Extinção do ProLeite e do FUNCAFÉ agravou a crise no setor
Ao contextualizar o atual cenário de crise, o parlamentar relembrou a criação do programa ProLeite, sancionado em 2009, que destinava recursos específicos para o fortalecimento da cadeia produtiva do leite, com gestão vinculada à SEAGRE. Segundo Camargo, o programa funcionou de forma eficiente durante anos justamente por contar com recursos “carimbados”, que só podiam ser utilizados para o desenvolvimento da atividade leiteira.
Esse modelo, no entanto, foi interrompido quando o atual governo propôs e aprovou a extinção de dois fundos estratégicos: o ProLeite e o FUNCAFÉ, durante a realização da Rondônia Rural Show. O deputado afirmou que alertou publicamente, ainda naquele momento, que a decisão traria consequências graves para o agronegócio rondoniense.
“Alertei que a conta chegaria.

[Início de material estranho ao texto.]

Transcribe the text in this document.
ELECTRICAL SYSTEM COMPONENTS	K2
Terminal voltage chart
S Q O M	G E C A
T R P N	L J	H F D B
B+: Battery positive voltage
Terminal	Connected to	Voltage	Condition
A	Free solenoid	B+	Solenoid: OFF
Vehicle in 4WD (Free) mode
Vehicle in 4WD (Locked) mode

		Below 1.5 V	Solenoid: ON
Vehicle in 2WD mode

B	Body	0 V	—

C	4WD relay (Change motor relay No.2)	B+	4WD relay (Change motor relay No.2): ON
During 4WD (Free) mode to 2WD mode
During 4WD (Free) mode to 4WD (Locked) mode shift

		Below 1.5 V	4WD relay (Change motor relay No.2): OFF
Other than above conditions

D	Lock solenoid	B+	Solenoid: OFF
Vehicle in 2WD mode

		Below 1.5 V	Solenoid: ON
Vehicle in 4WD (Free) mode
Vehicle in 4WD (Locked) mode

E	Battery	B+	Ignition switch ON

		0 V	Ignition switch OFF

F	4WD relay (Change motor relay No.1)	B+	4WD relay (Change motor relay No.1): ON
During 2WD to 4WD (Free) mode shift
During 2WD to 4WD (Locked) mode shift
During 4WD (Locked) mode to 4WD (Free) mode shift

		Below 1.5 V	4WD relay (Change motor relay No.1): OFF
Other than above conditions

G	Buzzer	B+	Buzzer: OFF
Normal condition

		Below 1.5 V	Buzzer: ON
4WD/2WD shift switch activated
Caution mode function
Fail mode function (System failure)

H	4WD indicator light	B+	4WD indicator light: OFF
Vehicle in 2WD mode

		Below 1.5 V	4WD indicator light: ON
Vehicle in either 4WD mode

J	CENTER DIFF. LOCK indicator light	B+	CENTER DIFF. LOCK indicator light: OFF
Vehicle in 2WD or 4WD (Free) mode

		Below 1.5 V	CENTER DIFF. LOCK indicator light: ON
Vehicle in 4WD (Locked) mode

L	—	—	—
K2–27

Estavam extinguindo dois fundos fundamentais para a cadeia produtiva do estado. Hoje, infelizmente, o produtor está pagando o preço dessa decisão”, declarou.
Camargo explicou que os recursos desses fundos foram posteriormente transferidos para a EMATER, com a finalidade de cobrir reajustes salariais. Embora reconheça a importância da valorização dos servidores, o parlamentar criticou o método adotado. “Os fins não justificam os meios. Existiam outras fontes de recursos. Optaram por desmontar políticas públicas estruturantes”, pontuou.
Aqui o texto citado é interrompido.